GitLab lays off 14% of workforce amid expansion for AI-driven workloads
GitLab is reducing its workforce by 14% as the company focuses on scaling its platform infrastructure to support growing AI and machine learning workloads.
Developer platform GitLab has reduced its workforce by approximately 14%, affecting around 350 employees, as part of a larger restructuring initiative outlined by the company last month.
In May, GitLab announced plans to streamline operations by exiting 22 countries, reducing management layers, and redirecting resources toward infrastructure investments intended to support growing demand from AI-driven software development workflows. The company also indicated that it would place a stronger emphasis on research and development as part of its long-term strategy.
Tuesday, GitLab CEO Bill Staples explained that the rapid growth of agentic AI systems is creating unprecedented pressure on developer infrastructure. According to Staples, these new workloads are operating at a scale that many existing software development platforms were never designed to accommodate.
The challenge is not limited to GitLab. Competitor GitHub has also faced difficulties managing a surge in AI-generated activity, including increased code submissions and automated workflows that have, at times, impacted service reliability and uptime.
“Agents work at machine scale, and they’re pushing competitors to the brink,” Staples said. “This quarter, we began a generational rebuild of git to support the scale and features required for 100x growth. This is a scale requirement that didn’t exist before and has become a real pain point for every team on their agentic journey.”
Staples revealed that GitLab has partnered with an unnamed artificial intelligence laboratory to redesign and modernise portions of its infrastructure specifically for AI-related workloads. The company is also building new application programming interfaces (APIs) designed to help AI agents efficiently store, access, and retrieve context, including software code and development data.
In addition, GitLab is investing in orchestration technologies intended to improve collaboration between human developers and AI agents. The company is developing a dedicated context layer and integrating governance capabilities directly into its platform to help organisations manage increasingly complex AI-assisted software development environments.
GitLab joins a growing list of technology companies that have announced workforce reductions while simultaneously increasing investments in artificial intelligence. Companies including Intuit, Amazon, Block, Cisco, Cloudflare, Meta, Microsoft, and Oracle have all undertaken significant layoffs while citing AI-focused initiatives as a key strategic priority.
According to data from Statista, more than 100,000 technology sector jobs have already been eliminated this year. If the current pace continues, total layoffs could surpass levels recorded in both 2024 and 2025.
The trend has become increasingly common across the industry. Many technology companies are reporting strong financial performance while reducing headcount, often describing artificial intelligence as both a driver of future growth and a reason for organisational restructuring.
At the same time, many of these businesses continue to benefit from rising demand for AI-related products, services, and infrastructure. GitLab’s latest financial results reflect that broader industry momentum.

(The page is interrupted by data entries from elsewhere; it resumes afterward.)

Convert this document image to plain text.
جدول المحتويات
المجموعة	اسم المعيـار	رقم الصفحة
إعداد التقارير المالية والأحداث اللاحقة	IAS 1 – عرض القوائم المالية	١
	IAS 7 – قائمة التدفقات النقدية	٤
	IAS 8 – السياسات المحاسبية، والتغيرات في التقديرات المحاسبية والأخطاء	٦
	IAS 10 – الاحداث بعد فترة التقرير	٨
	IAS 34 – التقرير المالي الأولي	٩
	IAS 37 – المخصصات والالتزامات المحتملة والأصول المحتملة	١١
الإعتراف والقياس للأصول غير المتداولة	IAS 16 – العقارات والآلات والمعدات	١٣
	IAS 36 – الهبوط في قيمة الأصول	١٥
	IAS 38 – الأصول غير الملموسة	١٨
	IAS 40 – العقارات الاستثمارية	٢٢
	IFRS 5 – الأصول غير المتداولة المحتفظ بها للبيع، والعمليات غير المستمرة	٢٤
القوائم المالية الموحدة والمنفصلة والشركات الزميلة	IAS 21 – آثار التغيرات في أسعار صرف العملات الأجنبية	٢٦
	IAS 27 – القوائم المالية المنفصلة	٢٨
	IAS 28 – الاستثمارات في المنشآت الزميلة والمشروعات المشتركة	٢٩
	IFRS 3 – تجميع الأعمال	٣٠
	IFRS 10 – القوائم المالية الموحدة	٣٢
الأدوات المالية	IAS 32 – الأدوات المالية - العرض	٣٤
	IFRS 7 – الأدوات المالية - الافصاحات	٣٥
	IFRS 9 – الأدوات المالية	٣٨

On Tuesday, the company reported first-quarter revenue of $264 million, representing a 23% increase compared with the same period a year earlier. GitLab also posted gross margins of 88%, highlighting the profitability of its software business despite ongoing investments in infrastructure and platform development.
As part of the restructuring effort, the company expects to incur between $30 million and $35 million in related expenses.
GitLab’s workforce reduction underscores the broader transformation underway across the software industry as companies adapt their products, infrastructure, and organisational structures to meet the growing demands of AI-powered development. While the company is reducing headcount in certain areas, it is simultaneously investing heavily in the systems and technologies it believes will be required to support the next generation of AI-assisted software engineering.
As agentic AI becomes more deeply embedded in development workflows, GitLab is positioning itself to serve organisations that increasingly rely on autonomous systems capable of generating code, analysing projects, and collaborating with human engineers at a scale that was previously unimaginable.